Cockpit 169 (released today) contains a change to take advantage of the recently added PAM support for /etc/motd.d to display a helpful note to the admin about how to start or access cockpit.

The required PAM changes have already landed in Fedora 28.

It seems that the PAM configuration of Fedora 28 (at least in our test images here) doesn't use pam_motd at all, though.

I'd like to start a discussion about what would be appropriate here.  We want at least a message displayed when people log in to an interactive session with ssh, but it might also be useful to display a message at the virtual console, before or after login.

Thoughts?


I had a short conversation about this on IRC with Allison and Martin Pitt which I'll summarize for the wider discussion, as well as including some additional thoughts I've had while typing.

The current state on Fedora Server is that we have a specialized version of /etc/issue that will display something along the lines of:
Admin Console: https://0.0.0.0:9090/ or https://[::::]:9090/
(with the actual public IP address of the machine there)

Cockpit has recently grown the capability to generate certain files when the cockpit.socket unit is started, allowing us to have more control over what messages we want people to see. In particular, Cockpit 169 now has the ability to generate files in /etc/motd.d that will enable systems that have pam_motd.so in their PAM session stack to display the Cockpit console address after the user logs in. These generated files can also insert the machine's public hostname instead of the simple IP address we have now, which will play better with SSL Certificates.

Today, the /etc/issue implementation is only seen by people who can see a console login, either by having a keyboard and monitor attached to the machine or else via a physical or virtual serial connection. With this new pam_motd.so implementation, we will be able to inform users about the admin console who are using other login mechanisms, most notably SSH.

However, this will require modification of the default configuration on Fedora Server (at minimum) or possibly Fedora in general. Presently, no PAM stack shipped by default on Fedora includes pam_motd.so. I think that the value of having Cockpit information in the MOTD is worthwhile, so we should consider adding it to at least the SSHD PAM stack, so that users who have only remote access to the machines can still be informed of the availability of the Cockpit admin console.
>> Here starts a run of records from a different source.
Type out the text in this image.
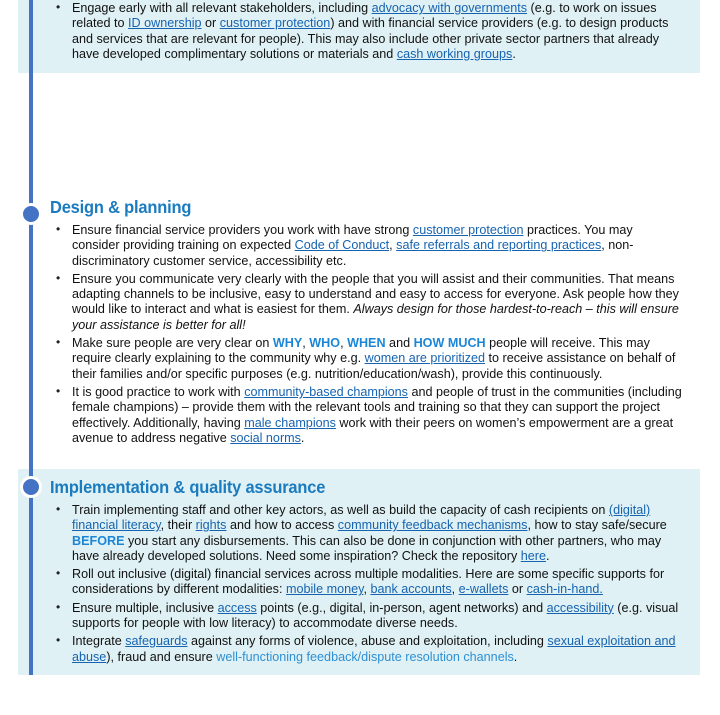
• Engage early with all relevant stakeholders, including advocacy with governments (e.g. to work on issues related to ID ownership or customer protection) and with financial service providers (e.g. to design products and services that are relevant for people). This may also include other private sector partners that already have developed complimentary solutions or materials and cash working groups.
Design & planning
• Ensure financial service providers you work with have strong customer protection practices. You may consider providing training on expected Code of Conduct, safe referrals and reporting practices, non-discriminatory customer service, accessibility etc.
• Ensure you communicate very clearly with the people that you will assist and their communities. That means adapting channels to be inclusive, easy to understand and easy to access for everyone. Ask people how they would like to interact and what is easiest for them. Always design for those hardest-to-reach – this will ensure your assistance is better for all!
• Make sure people are very clear on WHY, WHO, WHEN and HOW MUCH people will receive. This may require clearly explaining to the community why e.g. women are prioritized to receive assistance on behalf of their families and/or specific purposes (e.g. nutrition/education/wash), provide this continuously.
• It is good practice to work with community-based champions and people of trust in the communities (including female champions) – provide them with the relevant tools and training so that they can support the project effectively. Additionally, having male champions work with their peers on women’s empowerment are a great avenue to address negative social norms.
Implementation & quality assurance
• Train implementing staff and other key actors, as well as build the capacity of cash recipients on (digital) financial literacy, their rights and how to access community feedback mechanisms, how to stay safe/secure BEFORE you start any disbursements. This can also be done in conjunction with other partners, who may have already developed solutions. Need some inspiration? Check the repository here.
• Roll out inclusive (digital) financial services across multiple modalities. Here are some specific supports for considerations by different modalities: mobile money, bank accounts, e-wallets or cash-in-hand.
• Ensure multiple, inclusive access points (e.g., digital, in-person, agent networks) and accessibility (e.g. visual supports for people with low literacy) to accommodate diverse needs.
• Integrate safeguards against any forms of violence, abuse and exploitation, including sexual exploitation and abuse), fraud and ensure well-functioning feedback/dispute resolution channels.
Another approach would be to make it more generally available by adding it to the 'postlogin' PAM stack, which would mean that the MOTD would be seen by anyone logging in via any standard login mechanism. If we did this, we'd assuredly remove the /etc/issue implementation, as it would be redundant. The downside to this is that the default configuration for postlogin is to also run on things like `su` and `sudo -i`, so that could be noisy. We could deak with this by splitting the 'postlogin' stack into one that handled "real" logins (sshd, getty, etc.) and one that handles local privilege escalations (su, sudo, etc.). This would require coordination with the PAM maintainers in Fedora.

The middle-ground approach would be to add pam_motd.so solely to the SSHD PAM stack and then leave /etc/issue to display the console for local purposes. The Cockpit folks can chime in if I've gotten this right, but apparently there's a newer way we can generate the /etc/issue content so that it can now display the hostname as well. So we'd retire the current way we're doing it for IP addresses. The benefit to this approach is that for rack-mounted systems that probably have a common serial interface console (or just a rolling cart monitor), the user can just glance at the login prompt and see that Cockpit is available without requiring them to log in first.

I'm looking for us to come to a general consensus on how we present this information to the user. I'd appreciate any input you might be willing to provide.

Thank you for reading to the end, I know it was a long one.